Barcelona wypowiada wojnę imprezowej turystyce. Władze miasta wprowadziły całodobowy zakaz organizowania tzw. pub-crawlingu. To atrakcja bardzo popularna wśród turystów, którzy odwiedzają Hiszpanię.
Barcelona wprowadziła zakaz organizowania tzw. pub-crawligu, czyli zorganizowanych „wycieczek” po barach z piciem alkoholu. Zakaz dotyczy promocji, organizacji lub reklamy takich wydarzeń i obowiązuje całą dobę na terenie całego miasta. Zakaz wszedł w życie 29 października.
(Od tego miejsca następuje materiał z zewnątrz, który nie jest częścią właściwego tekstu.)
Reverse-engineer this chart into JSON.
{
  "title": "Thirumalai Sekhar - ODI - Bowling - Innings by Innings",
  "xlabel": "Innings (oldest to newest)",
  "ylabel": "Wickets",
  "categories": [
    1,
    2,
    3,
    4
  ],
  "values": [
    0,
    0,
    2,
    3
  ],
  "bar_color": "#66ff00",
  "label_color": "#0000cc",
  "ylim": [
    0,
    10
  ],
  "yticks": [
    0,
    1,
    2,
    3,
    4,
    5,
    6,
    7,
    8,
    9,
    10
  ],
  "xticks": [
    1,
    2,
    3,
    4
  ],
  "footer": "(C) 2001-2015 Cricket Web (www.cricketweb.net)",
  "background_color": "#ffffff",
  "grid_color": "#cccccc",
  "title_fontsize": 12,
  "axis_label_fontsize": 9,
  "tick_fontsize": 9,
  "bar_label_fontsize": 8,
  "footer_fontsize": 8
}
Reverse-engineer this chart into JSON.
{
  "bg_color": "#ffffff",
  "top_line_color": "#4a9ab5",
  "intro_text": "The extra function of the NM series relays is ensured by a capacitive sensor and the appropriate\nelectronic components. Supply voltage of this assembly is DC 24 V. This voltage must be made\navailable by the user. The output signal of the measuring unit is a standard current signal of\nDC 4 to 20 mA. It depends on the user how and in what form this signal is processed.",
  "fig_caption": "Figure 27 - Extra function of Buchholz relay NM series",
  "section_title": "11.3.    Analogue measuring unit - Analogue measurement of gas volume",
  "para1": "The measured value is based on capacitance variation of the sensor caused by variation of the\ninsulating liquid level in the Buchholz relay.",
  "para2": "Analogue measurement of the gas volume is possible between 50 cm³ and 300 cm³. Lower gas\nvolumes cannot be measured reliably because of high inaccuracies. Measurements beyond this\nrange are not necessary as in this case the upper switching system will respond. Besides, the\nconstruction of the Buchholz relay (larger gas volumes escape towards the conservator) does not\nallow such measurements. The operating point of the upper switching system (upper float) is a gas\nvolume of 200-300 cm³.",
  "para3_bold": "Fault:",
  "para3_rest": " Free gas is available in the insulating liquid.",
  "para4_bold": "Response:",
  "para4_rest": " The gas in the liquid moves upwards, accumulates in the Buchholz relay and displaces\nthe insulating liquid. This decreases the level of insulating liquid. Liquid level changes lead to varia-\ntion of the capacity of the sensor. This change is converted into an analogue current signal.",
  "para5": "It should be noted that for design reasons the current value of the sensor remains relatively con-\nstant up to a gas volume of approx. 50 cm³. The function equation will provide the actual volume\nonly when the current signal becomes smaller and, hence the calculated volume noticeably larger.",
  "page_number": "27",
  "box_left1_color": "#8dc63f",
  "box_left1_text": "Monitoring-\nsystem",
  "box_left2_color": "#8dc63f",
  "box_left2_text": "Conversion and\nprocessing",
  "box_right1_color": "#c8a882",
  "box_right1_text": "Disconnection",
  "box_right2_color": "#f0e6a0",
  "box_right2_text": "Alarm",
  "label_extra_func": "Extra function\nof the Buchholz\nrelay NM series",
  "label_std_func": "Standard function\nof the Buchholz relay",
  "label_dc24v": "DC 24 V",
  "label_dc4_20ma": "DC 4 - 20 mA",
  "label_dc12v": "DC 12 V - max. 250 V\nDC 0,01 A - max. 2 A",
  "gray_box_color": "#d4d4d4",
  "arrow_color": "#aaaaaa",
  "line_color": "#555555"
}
Hiszpania znów na wojnie z turystami
Za naruszenie przepisów przewidziane są kary dla organizatorów – sięgające choćby 3 tys. euro. Uczestnicy samych tras nie są bezpośrednio karani za udział, ale mogą być ukarani za inne wykroczenia, np. za picie alkoholu w miejscach zabronionych lub zakłócanie porządku publicznego.
Władze miasta uzasadniają decyzję koniecznością ochrony spokoju mieszkańców, poprawy warunków życia w dzielnicach turystycznych oraz zmniejszenia negatywnych skutków „imprez-turystyki”.
To niejedyne ograniczenia w Hiszpanii dotyczące turystów. Ostatnio pisaliśmy także, iż Związek Zawodowy Komisji Robotniczych (CCOO) na Balearach chce sięgnąć głębiej do kieszeni turystów przyjeżdżających na wyspy tego archipelagu w miesiącach wakacyjnych. Dla całego regionu to moment krytyczny, kiedy wypoczywa tam najwięcej podróżnych. Pieniądze zebrane z podwyższonego podatku turystycznego miałyby zostać wykorzystane w nietypowy sposób.
To niejedyne ograniczenia w Hiszpanii
Baleary, a zwłaszcza Majorka i Ibiza, latem zmieniają się w wakacyjne piekło. Z powodu nadmiernej turystyki na ulicach tworzą się ogromne korki, a przez suszę, tłumy i wysokie temperatury zaczyna brakować wody. Lokalne systemy nie radzą sobie także z oczyszczaniem tak dużej ilości ścieków.
Do tego dochodzą kolejne problemy – wysokie ceny w sklepach, brak tanich mieszkań na wynajem, aż wreszcie niewłaściwe zachowanie podróżnych, które dodatkowo drażni miejscowych.
W związku z tym CCOO zaproponował, aby podwyższyć aktualny podatek turystyczny z 2-4,5 euro za noc aż do 15 euro za noc. Zdaniem członka związku miałby to być środek odstraszający. – Nie jest to podwyżka mająca na celu zwiększenie dochodów, ale raczej środek odstraszający, aby Baleary wysłały światu jasny sygnał, iż w szczycie sezonu nie ma tu miejsca dla większej liczby osób – stwierdził wówczas Jose Luis Garcia, sekretarz generalny CCOO cytowany przez gazetę „Ultima Hora”.